Performance
Several components can impact conda-store's overall performance. They are listed and described in order of decreasing impact below.
Worker storage
When conda-store builds a given environment it has to locally install the environment in the directory specified in the Traitlets configuration CondaStore.store_directory
.
Conda environments consist of many hardlinks to small files.
This means that the performance of store_directory
is limited to the number of
Input/output operations per second (IOPS) the directory can
perform.
Many cloud providers have high performance storage options you can consider.
When to use NFS
If you do not need to mount the environments via NFS into the containers, it's recommend to not use NFS and instead use traditional block storage. Not only is it significantly cheaper, but also the IOPS performance will be better.
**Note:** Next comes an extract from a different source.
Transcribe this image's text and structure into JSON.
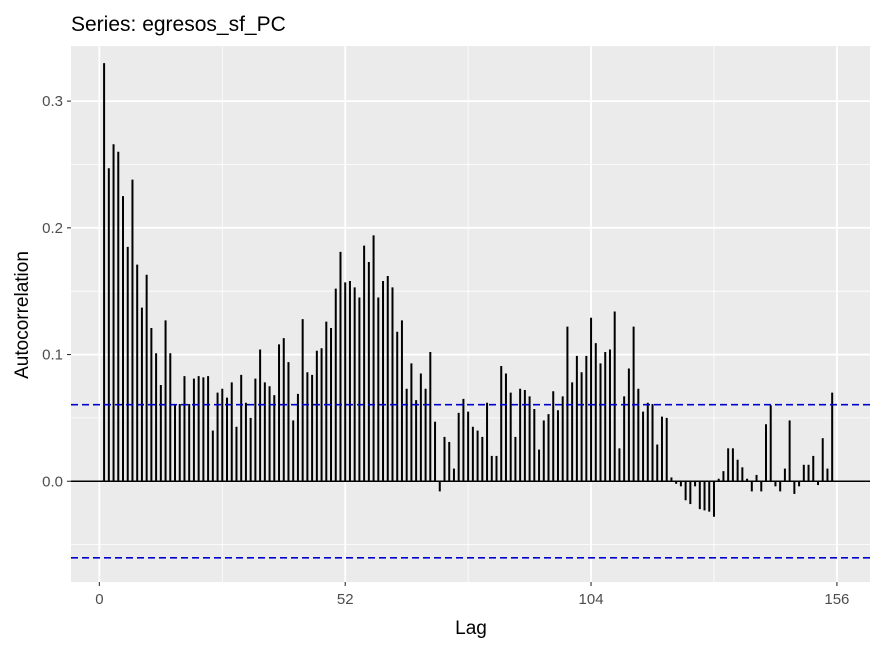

If you want to mount the environments in containers or running VMs, then NFS may be a good option. With NFS, many cloud providers provide a high performance filesystem option at a significant premium in cost, like GCP Filestore, Amazon EFS, and Azure Files.
Choosing an NFS storage option with low IOPS will result in long environment creation times.
Network speed
While conda does its best to cache packages, it will have to connect over the internet
to download the repodata.json
along with the packages.
Thus network speeds can impact performance, but typically cloud environments have plenty fast Internet.
Artifact storage
All build artifacts from conda-store are stored in object storage that behaves like Amazon S3. S3 traditionally has great performance if you use the cloud provider implementation.